L’élection présidentielle de 2018 promettait d’être en rupture avec celle de 2011. La qualité des adversaires du candidat sortant, Paul Biya, l’exaspération du peuple camerounais, la crise sociopolitique dans le Nord-Ouest et le Sud-Ouest, la montée en puissance des réseaux sociaux, l’imprévisible regard de la communauté internationale et, dans une certaine mesure, l’entrée en scène du Conseil constitutionnel constituaient autant de signes annonciateurs d’une compétition aussi âpre qu’ouverte.

Les augures n’ont pas été trahis. De la précampagne électorale à l’après-scrutin, en passant par la campagne électorale et le jour du vote, le mercure monte et monte encore dans le thermomètre politico-électoral, instillant l’ébullition dans la société camerounaise. Sur les plateformes virtuelles, les plateaux de radios et télévisions, les chaumières, etc., les débats autour de la présidentielle 2018 rappellent ceux autour des glorieuses épopées des Lions indomptables. C’est tout à l’honneur du peuple camerounais et des entrepreneurs politiques qui ont réussi à détricoter la désaffection des Camerounais, notamment des jeunes, pour la chose politique et à les convaincre qu’avec le bulletin de vote, ils sont et demeurent les seuls maîtres de leur destin.
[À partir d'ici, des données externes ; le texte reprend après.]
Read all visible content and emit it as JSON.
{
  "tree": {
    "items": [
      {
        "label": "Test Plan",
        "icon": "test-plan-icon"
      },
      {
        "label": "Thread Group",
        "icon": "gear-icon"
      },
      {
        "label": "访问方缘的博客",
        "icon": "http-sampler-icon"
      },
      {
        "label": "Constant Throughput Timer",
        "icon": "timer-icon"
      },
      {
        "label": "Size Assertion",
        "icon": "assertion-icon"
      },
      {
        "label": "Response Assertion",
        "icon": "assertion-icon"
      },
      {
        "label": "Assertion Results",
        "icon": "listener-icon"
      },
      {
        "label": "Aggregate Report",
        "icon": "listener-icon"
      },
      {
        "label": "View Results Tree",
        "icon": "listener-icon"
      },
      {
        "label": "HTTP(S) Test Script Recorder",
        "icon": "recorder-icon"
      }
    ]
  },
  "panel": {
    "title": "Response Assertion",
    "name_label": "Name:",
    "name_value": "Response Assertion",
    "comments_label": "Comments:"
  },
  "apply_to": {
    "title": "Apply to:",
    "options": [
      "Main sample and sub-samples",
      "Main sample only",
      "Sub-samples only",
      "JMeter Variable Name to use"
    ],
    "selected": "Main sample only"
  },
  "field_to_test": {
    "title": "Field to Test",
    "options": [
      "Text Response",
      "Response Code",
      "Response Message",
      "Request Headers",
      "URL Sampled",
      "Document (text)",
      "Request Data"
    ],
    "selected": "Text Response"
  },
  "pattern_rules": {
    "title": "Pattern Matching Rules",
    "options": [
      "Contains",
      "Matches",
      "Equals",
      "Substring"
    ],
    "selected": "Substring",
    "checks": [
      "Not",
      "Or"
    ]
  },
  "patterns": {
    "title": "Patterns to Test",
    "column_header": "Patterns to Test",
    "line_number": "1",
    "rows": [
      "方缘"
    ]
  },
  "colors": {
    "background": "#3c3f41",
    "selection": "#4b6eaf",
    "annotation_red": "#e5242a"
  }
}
Depuis lundi dernier, les débats achoppent sur la déclaration d’un des candidats à cette élection présidentielle. Maurice Kamto dit avoir marqué le penalty historique. Il entend ainsi défendre fermement ce « mandat clair » que lui a confié le peuple. Après cette sortie vivement critiquée, son parti, le Mouvement pour la renaissance du Cameroun (Mrc), a saisi le Conseil constitutionnel en vue de l’annulation partielle de la présidentielle du 7 octobre dans des circonscriptions électorales reparties sur sept régions. Cette stratégie du MRC invite à la prudence dans l’analyse. Nul ne peut en effet affirmer péremptoirement, en l’état actuel de la situation, si le candidat Maurice Kamto suivra jusqu’au bout la voie légale, s’il s’inscrira dans une logique anti-républicaine ou alors s’il fera le grand écart entre la loi électorale et l’aloi de l’insurrection.

Un autre candidat, en l’occurrence Cabral Libii, estime que sa victoire a
été « scandaleusement » volée et invite le peuple à « se tenir prêt ». Là également, on ne sait pas grand-chose sur la modalité additionnelle de réprobation des résultats qu’utilisera le candidat du parti Univers, qui a déposé un recours au Conseil constitutionnel pour l’annulation totale du scrutin du 7 octobre.

En revanche, on note une certaine tiédeur dans les réactions des chancelleries occidentales depuis le déroulement de ce scrutin ; en dépit de certains appels de pied. Les Etats-Unis se contentent, pour l’heure, d’inviter les candidats à rester dans le cadre légal au cas où ils ont des revendications à formuler. Silence radio du côté de la France. Peut-être Paris tient à éviter toute précipitation comme celle qui avait jeté le trouble dans les esprits après deux déclarations contradictoires du Quai d’Orsay en 2011, au lendemain de la présidentielle camerounaise.

Curiosité, en l’absence des observateurs de l’Union européenne et du Commonwealth, l’establishment a cru devoir « fabriquer » des agents de Transparency International pour valider cette élection. C’est dire si le feuilleton de cette présidentielle n’a pas épuisé ses épisodes.